Charges Dropped Against Former UNC Tutor

by Tarheelblog.com

Posted: 10/2/2014 2:36:23 PM


Posting this because it brings back such wonderful memories. Plus it's a Thursday and there was a time when Doc and I lived in perpetual fear of Thursday since it usually included some form of feces flying into a fan somewhere.

As you might recall, Jennifer Wiley Thompson is the former UNC tutor implicated in the NCAA's final report for giving improper academic assistance to three UNC football players and illicit benefits to former Tar Heel WR Greg Little. Last year, Thompson was charged with violating the North Carolina Uniform Athlete Agents Act along with four others for their role in providing money and gifts to UNC football players. Today, Orange County DA Jim Woodall announced that all charges against Thompson would be dropped.

Via WRAL:

Orange County District Attorney Jim Woodall said Thursday that his office was dropping charges against Jennifer Wiley Thompson, one of the five people accused of violating the state's agent-athlete inducement law in providing gifts and money to football players at the University of North Carolina at Chapel Hill.

It is the latest turn in the four-year investigation by the North Carolina Secretary of State's office, which launched its probe shortly after the NCAA began investigating improper benefits and academic misconduct within the Tar Heels' football program in summer 2010.

Thompson, who faced four felony charges, has been cooperating with the investigation, Woodall said.

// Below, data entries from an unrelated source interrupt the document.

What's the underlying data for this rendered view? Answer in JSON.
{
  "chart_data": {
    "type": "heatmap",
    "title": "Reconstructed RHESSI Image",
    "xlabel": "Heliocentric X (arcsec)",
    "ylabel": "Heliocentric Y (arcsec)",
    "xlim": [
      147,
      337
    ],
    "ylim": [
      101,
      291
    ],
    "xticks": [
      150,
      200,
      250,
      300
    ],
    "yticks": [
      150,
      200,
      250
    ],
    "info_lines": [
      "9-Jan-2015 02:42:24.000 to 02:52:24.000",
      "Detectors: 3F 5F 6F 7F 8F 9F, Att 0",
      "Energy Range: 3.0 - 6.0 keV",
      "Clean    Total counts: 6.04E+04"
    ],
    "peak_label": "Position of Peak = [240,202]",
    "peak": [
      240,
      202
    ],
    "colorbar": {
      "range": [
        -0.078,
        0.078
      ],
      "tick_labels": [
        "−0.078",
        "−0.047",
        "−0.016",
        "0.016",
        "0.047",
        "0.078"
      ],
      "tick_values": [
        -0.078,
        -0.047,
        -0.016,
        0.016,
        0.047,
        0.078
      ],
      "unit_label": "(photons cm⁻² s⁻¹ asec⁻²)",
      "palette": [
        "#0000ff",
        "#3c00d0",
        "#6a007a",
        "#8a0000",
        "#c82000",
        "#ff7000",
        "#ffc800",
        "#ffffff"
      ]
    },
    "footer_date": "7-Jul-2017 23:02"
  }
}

This is, more or less, another of the last gasps of breath in the long running saga of UNC scandals. In fact the indictments for the agent-athlete inducement law have been a rehashing of issues covered by the original NCAA investigation into UNC football. Thompson and four others were indicted last year for their roles in the improper benefits that led to a bowl ban, three years probation and the loss of 15 scholarships for the football program. In some cases the details of the indictments found more extensive improper benefits than the NCAA discovered but involving the same players the NCAA penalized.

As Woodall indicates in the WRAL story, Thompson has been cooperating which may have been the goal in charging her in the first place. It also was a weak case not to mention convicting Thompson didn't seem to serve any real purpose other than further ruin Thompson's life over something rather trivial. Thompson wasn't some sleazy runner working for an agent. She was someone who had a relationship with UNC football players. Other people exploited that relationship for their own purposes. At the same time, Thompson herself made some bad decisions within the context of those relationships. In short, she's probably suffered enough, especially given the damage to her reputation.

Of course this news won't be greeted with smiles by everyone. The lunatic fringe ABCers will no doubt scream conspiracy at the top of their collective lungs. There were high hopes in this case and in the case against former AFAM department head Julius Nyang'oro that a trial would pull back the curtain on more of UNC's foul and wretched deeds. After all Thompson was Butch Davis' nanny at one point so I'm sure she has all sorts of sordid tales about Davis hosting keggers and handing out Rolexes to players while Thompson supervised a team of tutors to do the players' class work for them. Or did they even have class work because they were in those fraudulent classes?

I honestly can't keep up at this point.